Die zu erfassende Verarbeitungstätigkeit ist unabhängig davon, ob sie automatisch oder nur manuell (z. B. Karteikartensystem) erfolgt. Probleme ergeben sich in der Frage, wie detailliert die Prozesse abzubilden sind. Am Anfang der Erstellung empfiehlt es sich, dabei einen gröberen Maßstab anzusetzen, um sich nicht in Details zu verlieren. Schließlich soll das Verarbeitungsverzeichnis als Übersicht dienen. Eine zu große Detailtiefe kann insoweit hinderlich sein. In jedem Fall müssen die Angaben so detailliert sein, dass die betreffenden Verarbeitungsvorgänge allein anhand des Verzeichnisses kontrolliert werden können. Die Bezeichnung der Verarbeitungstätigkeit sollte daher auch eindeutig und selbsterklärend sein. Zulässig ist die Zusammenfassung von Arbeitsabläufen oder Prozessen in einem Verfahren, beispielsweise zum Prozess der Bewerberverwaltung oder Kundenbetreuung.
Es ist anzugeben, wessen Daten verarbeitet werden. Hierbei sind jedoch nicht die konkreten Personen anzugeben, sondern eine Gruppe der Personen anhand gleicher Merkmale zu bilden und zu bezeichnen (= Kategorie), wie z. B. Beschäftigte, Kunden, Interessenten u. ä.
Die verarbeiteten Daten müssen Sie nicht einzeln benennen, sondern auch hier Kategorien bilden. Es ist daher aus Daten mit gemeinsamen Merkmalen eine Kategorie zu bilden und diese im Verzeichnis anzugeben. Hierbei sollten jedoch nicht zu grobe Bezeichnungen wie „Kundendaten“ verwendet werden, da sonst unklar bleibt, was darunter im Konkreten zu verstehen ist. Beispiele sind: Kontaktdaten (Name, Anschrift, Telefon, E-Mail), Beschäftigtenstammdaten (Kontaktdaten, Geburtsdatum, Bank, Sozialversicherung), Lieferantendaten. Auch Kategorien technischer Daten, wie Metadaten, Protokolldaten sind anzugeben, sofern Sie Personenbezug aufweisen.

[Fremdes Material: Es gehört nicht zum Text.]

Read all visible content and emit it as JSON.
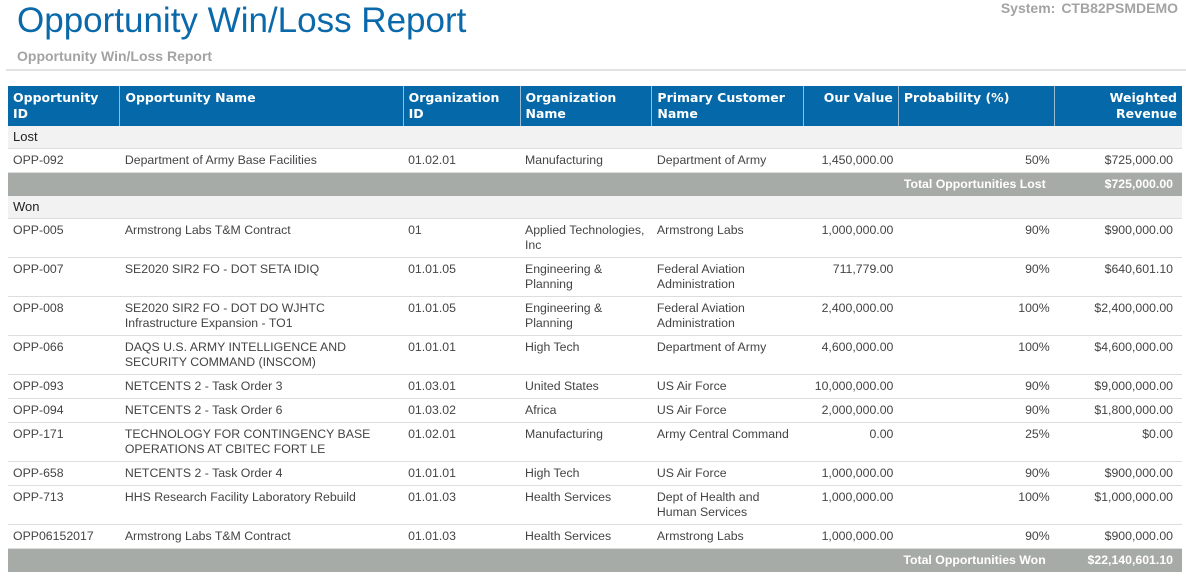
{
  "header": {
    "title": "Opportunity Win/Loss Report",
    "subtitle": "Opportunity Win/Loss Report",
    "system_label": "System:",
    "system_value": "CTB82PSMDEMO"
  },
  "columns": [
    "Opportunity ID",
    "Opportunity Name",
    "Organization ID",
    "Organization Name",
    "Primary Customer Name",
    "Our Value",
    "Probability (%)",
    "Weighted Revenue"
  ],
  "groups": [
    {
      "label": "Lost",
      "total_label": "Total Opportunities Lost",
      "total": "$725,000.00",
      "rows": [
        [
          "OPP-092",
          "Department of Army Base Facilities",
          "01.02.01",
          "Manufacturing",
          "Department of Army",
          "1,450,000.00",
          "50%",
          "$725,000.00"
        ]
      ]
    },
    {
      "label": "Won",
      "total_label": "Total Opportunities Won",
      "total": "$22,140,601.10",
      "rows": [
        [
          "OPP-005",
          "Armstrong Labs T&M Contract",
          "01",
          "Applied Technologies, Inc",
          "Armstrong Labs",
          "1,000,000.00",
          "90%",
          "$900,000.00"
        ],
        [
          "OPP-007",
          "SE2020 SIR2 FO - DOT SETA IDIQ",
          "01.01.05",
          "Engineering & Planning",
          "Federal Aviation Administration",
          "711,779.00",
          "90%",
          "$640,601.10"
        ],
        [
          "OPP-008",
          "SE2020 SIR2 FO - DOT DO WJHTC Infrastructure Expansion - TO1",
          "01.01.05",
          "Engineering & Planning",
          "Federal Aviation Administration",
          "2,400,000.00",
          "100%",
          "$2,400,000.00"
        ],
        [
          "OPP-066",
          "DAQS U.S. ARMY INTELLIGENCE AND SECURITY COMMAND (INSCOM)",
          "01.01.01",
          "High Tech",
          "Department of Army",
          "4,600,000.00",
          "100%",
          "$4,600,000.00"
        ],
        [
          "OPP-093",
          "NETCENTS 2 - Task Order 3",
          "01.03.01",
          "United States",
          "US Air Force",
          "10,000,000.00",
          "90%",
          "$9,000,000.00"
        ],
        [
          "OPP-094",
          "NETCENTS 2 - Task Order 6",
          "01.03.02",
          "Africa",
          "US Air Force",
          "2,000,000.00",
          "90%",
          "$1,800,000.00"
        ],
        [
          "OPP-171",
          "TECHNOLOGY FOR CONTINGENCY BASE OPERATIONS AT CBITEC FORT LE",
          "01.02.01",
          "Manufacturing",
          "Army Central Command",
          "0.00",
          "25%",
          "$0.00"
        ],
        [
          "OPP-658",
          "NETCENTS 2 - Task Order 4",
          "01.01.01",
          "High Tech",
          "US Air Force",
          "1,000,000.00",
          "90%",
          "$900,000.00"
        ],
        [
          "OPP-713",
          "HHS Research Facility Laboratory Rebuild",
          "01.01.03",
          "Health Services",
          "Dept of Health and Human Services",
          "1,000,000.00",
          "100%",
          "$1,000,000.00"
        ],
        [
          "OPP06152017",
          "Armstrong Labs T&M Contract",
          "01.01.03",
          "Health Services",
          "Armstrong Labs",
          "1,000,000.00",
          "90%",
          "$900,000.00"
        ]
      ]
    }
  ]
}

Auch etwaige Empfänger der Daten sind nicht im Einzelnen namentlich zu benennen, sondern wiederum in Kategorien nach gemeinsamen Merkmalen zu gruppieren.
Sofern Sie Daten in sog. Drittländer, das heißt in Länder außerhalb der EU / des EWR, oder an eine internationale Organisation übermitteln, ist prinzipiell Vorsicht geboten. Sie sollten eine aufmerksame Prüfung vornehmen. Nur unter speziellen Voraussetzungen ist eine grenzüberschreitende Übermittlung erlaubt.
Tiefergehende Infos zur Problematik erhalten Sie in unserer Handreichung Internationaler Datentransfer der Stiftung Datenschutz.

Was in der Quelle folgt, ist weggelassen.